A supporto della decisione ci sono anche prospetrtive di crescita economica robusta
Del resto, a supporto della politica decisa da Lagarde ci sono anche le prospettive di una crescita robusta. Dice infatti Francoforte: “le proiezioni per la crescita nel 2023 sono state corrette al rialzo nello scenario di base, collocandosi in media all’1,0% per effetto sia del calo delle quotazioni energetiche sia della maggiore tenuta dell’economia al difficile contesto internazionale”. Gli esperti della Bce si attendono poi che “la crescita aumenti ancora all’1,6% sia nel 2024 sia nel 2025, sostenuta dal vigore del mercato del lavoro, dal miglioramento del clima di fiducia e dalla ripresa dei redditi reali”. Quelle per il prossimo anno e per il 2025, tuttavia, sono stime inferiori rispetto a quelle di dicembre.

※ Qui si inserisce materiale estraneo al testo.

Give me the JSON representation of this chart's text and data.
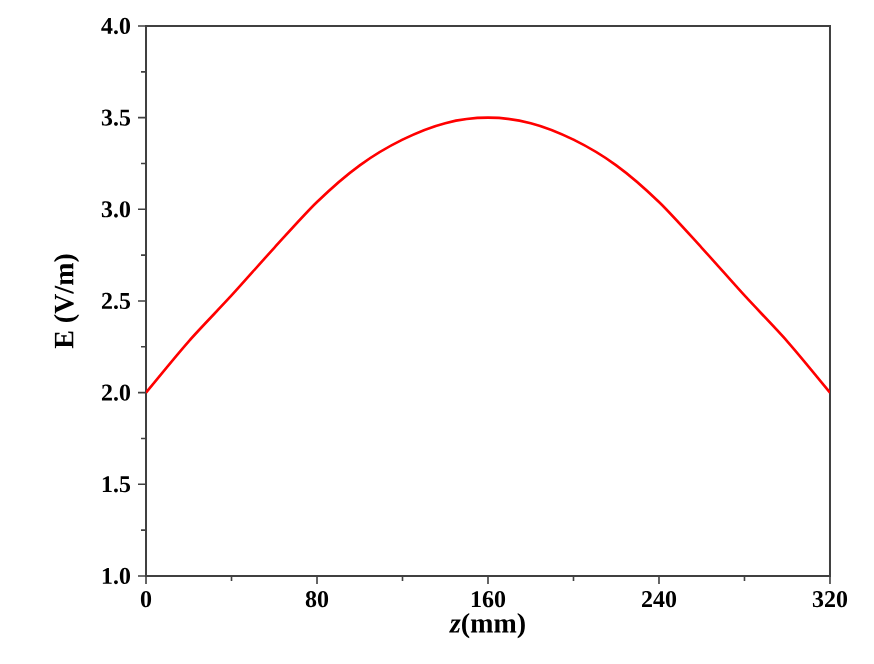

Intanto Svizzera e Usa corrono ai ripari. I dubbi di de Guindos
Intanto, il consiglio federale svizzero, l’organo esecutivo del governo della confederazione elvetica, terrà oggi una riunione straordinaria sulla situazione in cui si trova il Credit Suisse. Lo riferisce l’agenzia di stampa finanziaria svizzera Awp, specificando che non è chiaro se oggi verranno assunte decisioni.

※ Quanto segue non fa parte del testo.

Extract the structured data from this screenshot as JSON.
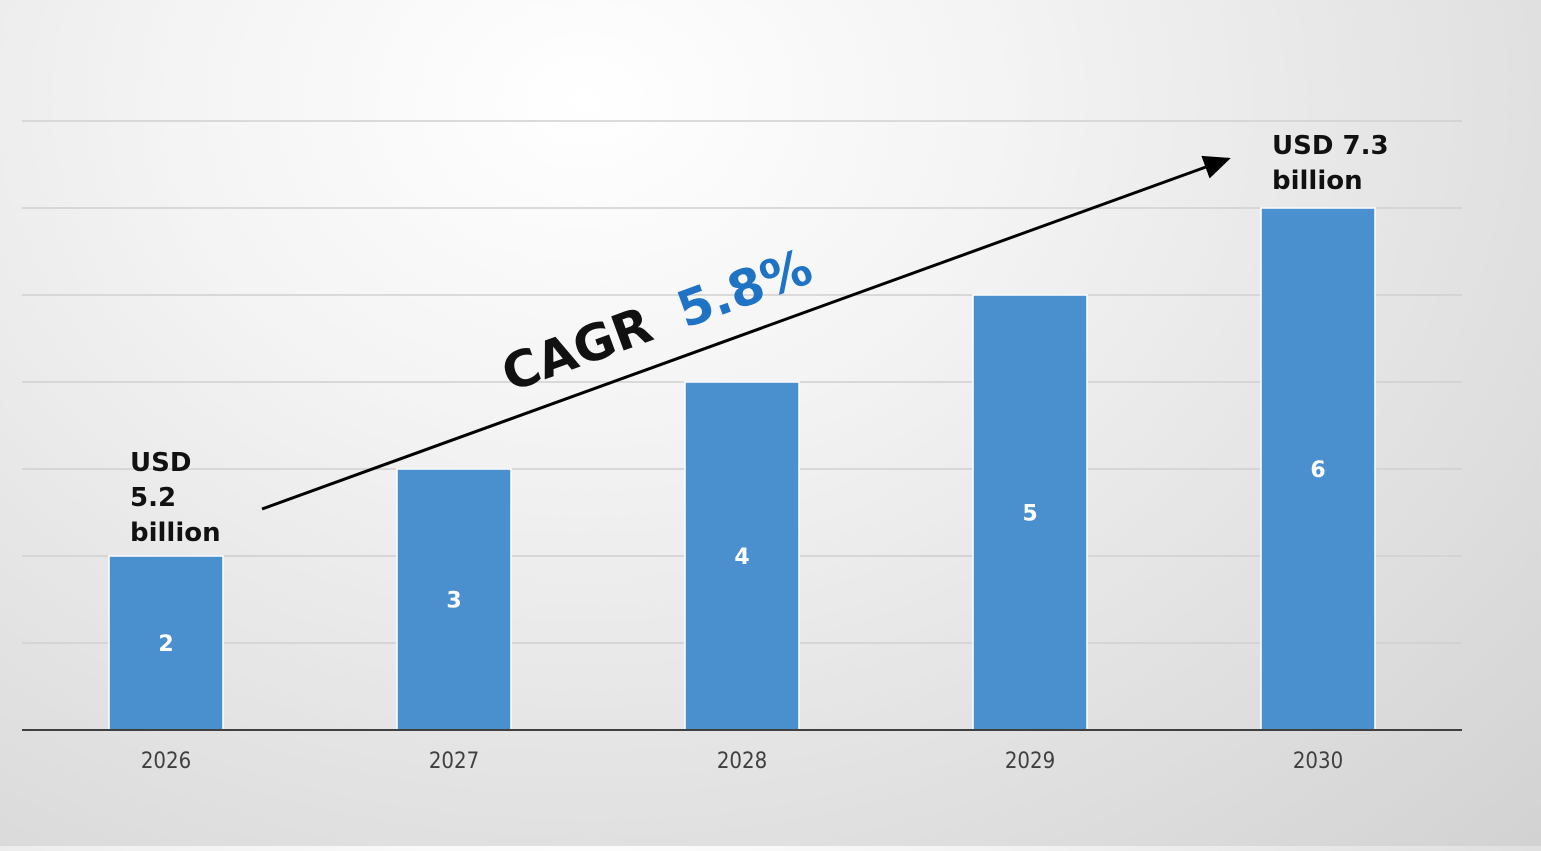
{
  "colors": {
    "bar": "#4a8fce",
    "bar_edge": "#ffffff",
    "grid": "#d0d0d0",
    "axis": "#404040",
    "cagr_text": "#111111",
    "cagr_value": "#1f73c4"
  },
  "chart_data": {
    "type": "bar",
    "categories": [
      "2026",
      "2027",
      "2028",
      "2029",
      "2030"
    ],
    "values": [
      2,
      3,
      4,
      5,
      6
    ],
    "data_labels": [
      "2",
      "3",
      "4",
      "5",
      "6"
    ],
    "title": "",
    "xlabel": "",
    "ylabel": "",
    "ylim": [
      0,
      7
    ],
    "grid": true,
    "legend": "none",
    "annotations": {
      "start": [
        "USD",
        "5.2",
        "billion"
      ],
      "end": [
        "USD 7.3",
        "billion"
      ],
      "cagr_label": "CAGR",
      "cagr_value": "5.8%"
    }
  }
}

Dagli Usa, secondo le anticipazioni delle sue dichiarazioni scritte riportate dal New York Times, la segretaria al Tesoro Janet Yellen rassicura al Senato che “il sistema bancario statunitense rimane solido e che gli americani possono sentirsi sicuri che i loro depositi saranno lì quando ne avranno bisogno”. “Le azioni di questa settimana dimostrano il nostro impegno risoluto per garantire che i risparmi dei depositanti rimangano al sicuro”, afferma in relazione al crack di due banche regionali Usa.
Intanto, durante l’Ecofin, secondo Bloomberg, il vice presidente della Bce Luis de Guindos ha sottolineato che i repentini aumenti dei tassi possono avere implicazioni sui portafogli degli istituti di credito dell’area euro.
Nessuna indicazione sulle prossime mosse Bce
Finito il primo trimestre del 2023, inizierà la discussione su cosa fare per il secondo e per il resto dell’anno. E semmai si potrebbe pensare a un rallentamento. Ma oggi, a differenza di altre volte , non è stata fornita alcuna indicazione per i prossimi rialzi. Il fronte del Nord continuerà a spingere per strette più poderose, citando il singolo mandato della Bce, ovvero la preservazione della stabilità dei prezzi. Ma se emergessero ulteriori vulnerabilità fra gli istituti di credito dell’eurozona, allora il versante dei banchieri centrali più prudenti potrebbe prendere il sopravvento.